Amongst other Awards he has won the Prix Italia, the Prix Futura (twice), several Sony’s, the Broadcasting Press Guild Award for the most outstanding programme on radio in 1983. In 1994 he was given the Sony Special Award for his work and in 2004 was made an OBE by the Queen for his services to Sound Drama.

 

Roy McMillanROY MCMILLAN

Roy McMillan is a director, writer, actor and abridger. For Naxos Audiobooks he has read titles such as Cervantes’ masterpiece Don Quixote as well as Bulldog Drummond, The French Revolution – In a Nutshell, Cathedrals – In a Nutshell, Bulgakov’s A Dog’s Heart and the introductions to works by Nietzsche and the Ancient Greeks. He has directed readings of Hardy, Hopkins, Kipling, Milton and Blake; Austen, Murakami, Conrad and Bulgakov, among many others; and has written podcasts and sleevenotes, as well as biographies of Milton and Poe.

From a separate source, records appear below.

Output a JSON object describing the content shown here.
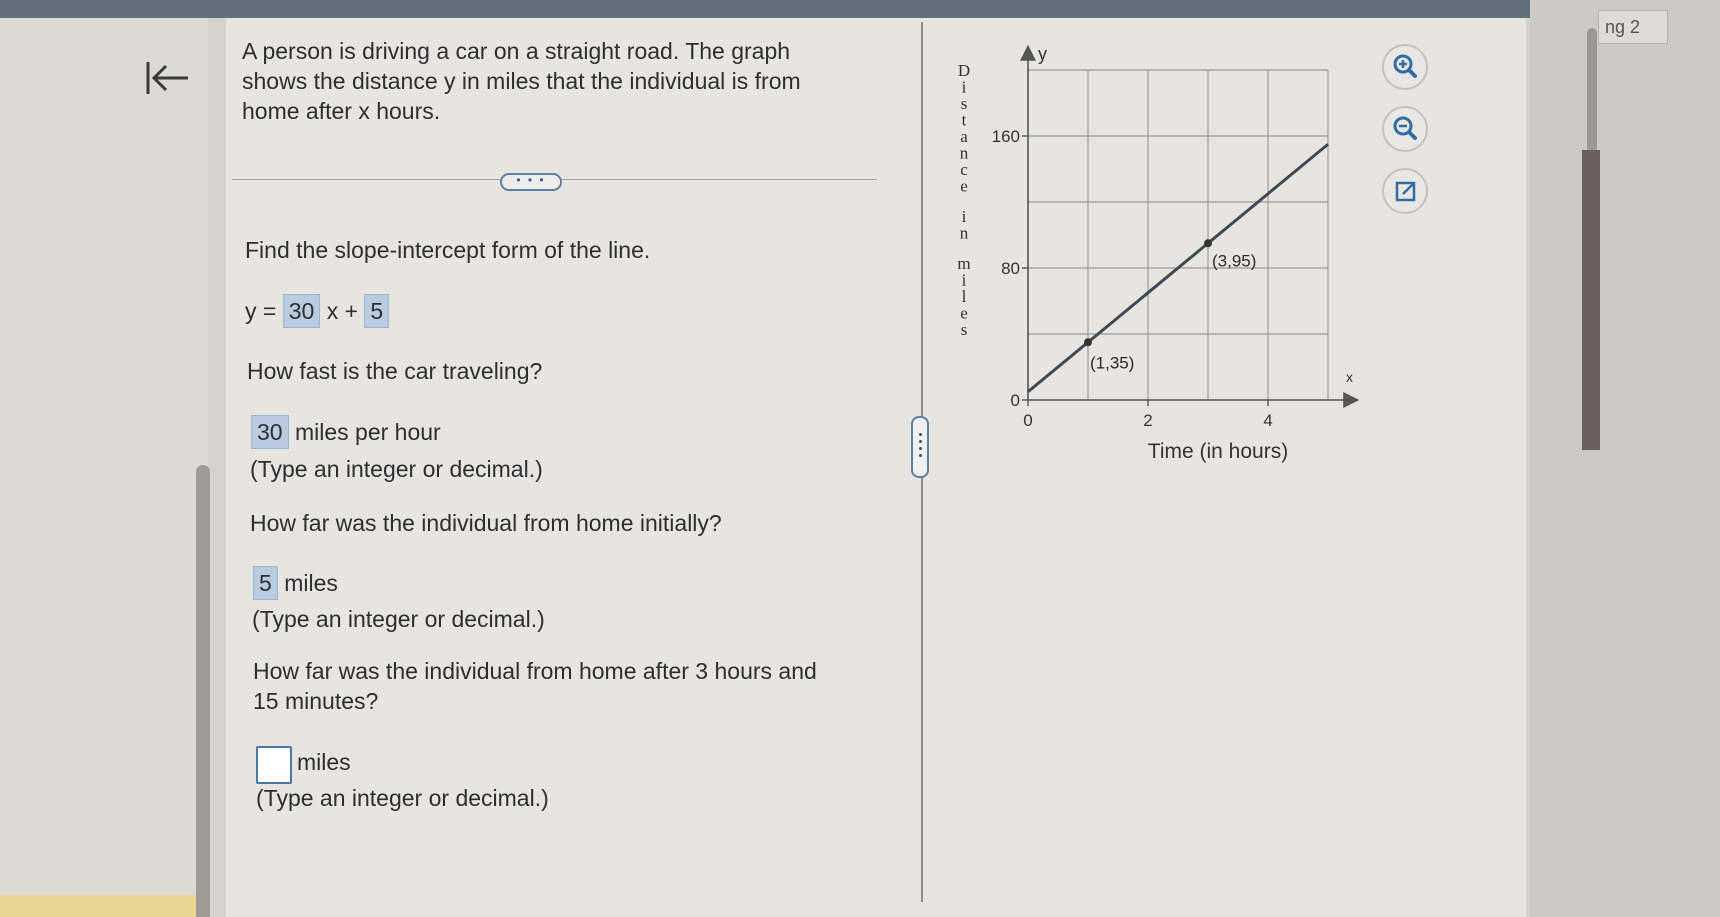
{
  "question": {
    "intro_lines": [
      "A person is driving a car on a straight road. The graph",
      "shows the distance y in miles that the individual is from",
      "home after x hours."
    ],
    "more_button": "• • •",
    "part1_prompt": "Find the slope-intercept form of the line.",
    "eq_prefix": "y =",
    "eq_slope": "30",
    "eq_middle": "x +",
    "eq_intercept": "5",
    "part2_prompt": "How fast is the car traveling?",
    "part2_answer": "30",
    "part2_unit": "miles per hour",
    "part2_hint": "(Type an integer or decimal.)",
    "part3_prompt": "How far was the individual from home initially?",
    "part3_answer": "5",
    "part3_unit": "miles",
    "part3_hint": "(Type an integer or decimal.)",
    "part4_prompt_lines": [
      "How far was the individual from home after 3 hours and",
      "15 minutes?"
    ],
    "part4_answer": "",
    "part4_unit": "miles",
    "part4_hint": "(Type an integer or decimal.)"
  },
  "right_pane": {
    "tab_label": "ng 2"
  },
  "icons": [
    "back-to-start-icon",
    "zoom-in-icon",
    "zoom-out-icon",
    "open-external-icon"
  ],
  "colors": {
    "answer_highlight": "#b9cbe0",
    "accent_blue": "#4b76ad",
    "panel": "#e7e5e0"
  },
  "chart_data": {
    "type": "line",
    "x_axis_letter": "x",
    "y_axis_letter": "y",
    "xlabel": "Time (in hours)",
    "ylabel": "Distance in miles",
    "x_ticks": [
      "0",
      "2",
      "4"
    ],
    "y_ticks": [
      "0",
      "80",
      "160"
    ],
    "xlim": [
      0,
      5
    ],
    "ylim": [
      0,
      200
    ],
    "grid": true,
    "series": [
      {
        "x": [
          0,
          5
        ],
        "y": [
          5,
          155
        ]
      }
    ],
    "points": [
      {
        "x": 1,
        "y": 35,
        "label": "(1,35)"
      },
      {
        "x": 3,
        "y": 95,
        "label": "(3,95)"
      }
    ]
  }
}
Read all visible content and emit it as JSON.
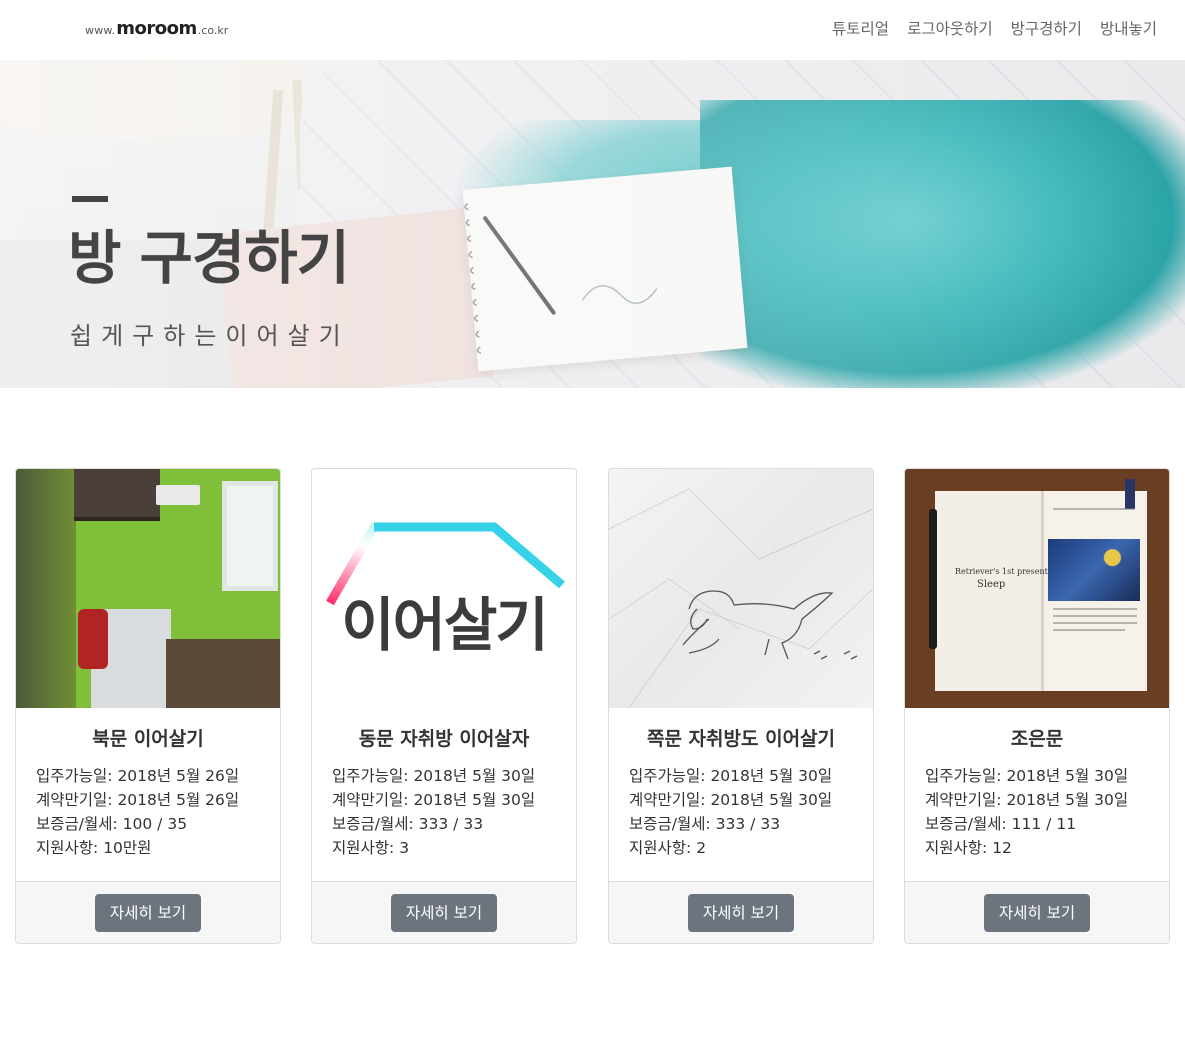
{
  "brand": {
    "www": "www.",
    "name": "moroom",
    "tld": ".co.kr"
  },
  "nav": {
    "items": [
      {
        "label": "튜토리얼"
      },
      {
        "label": "로그아웃하기"
      },
      {
        "label": "방구경하기"
      },
      {
        "label": "방내놓기"
      }
    ]
  },
  "hero": {
    "title": "방 구경하기",
    "subtitle": "쉽게구하는이어살기"
  },
  "cards": [
    {
      "title": "북문 이어살기",
      "move_in": "입주가능일: 2018년 5월 26일",
      "expiry": "계약만기일: 2018년 5월 26일",
      "deposit": "보증금/월세: 100 / 35",
      "support": "지원사항: 10만원",
      "button": "자세히 보기"
    },
    {
      "title": "동문 자취방 이어살자",
      "move_in": "입주가능일: 2018년 5월 30일",
      "expiry": "계약만기일: 2018년 5월 30일",
      "deposit": "보증금/월세: 333 / 33",
      "support": "지원사항: 3",
      "button": "자세히 보기"
    },
    {
      "title": "쪽문 자취방도 이어살기",
      "move_in": "입주가능일: 2018년 5월 30일",
      "expiry": "계약만기일: 2018년 5월 30일",
      "deposit": "보증금/월세: 333 / 33",
      "support": "지원사항: 2",
      "button": "자세히 보기"
    },
    {
      "title": "조은문",
      "move_in": "입주가능일: 2018년 5월 30일",
      "expiry": "계약만기일: 2018년 5월 30일",
      "deposit": "보증금/월세: 111 / 11",
      "support": "지원사항: 12",
      "button": "자세히 보기"
    }
  ],
  "images": {
    "logo_text": "이어살기",
    "book_left_1": "Retriever's 1st present",
    "book_left_2": "Sleep"
  },
  "colors": {
    "button": "#6c757d",
    "logo_roof_cyan": "#36d3e8",
    "logo_roof_pink": "#ff2e6a",
    "logo_text": "#3c3c3c"
  }
}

For Ukemi Productions he commissioned (and directed) new works from Peter Ackroyd (The Fiery World and The Allington Solution) for BBC Radio; The Duchess of Malfi with Sophie Okenedo; and Anouilh’s Becket with David Morrissey and Toby Stephens.

 

 

MICHAEL GRANDAGE AND THE DONMAR WAREHOUSE

Two important productions during Michael Grandage’s successful tenure at the Donmar Warehouse were adapted for radio, Othello and The Chalk Garden through Ukemi.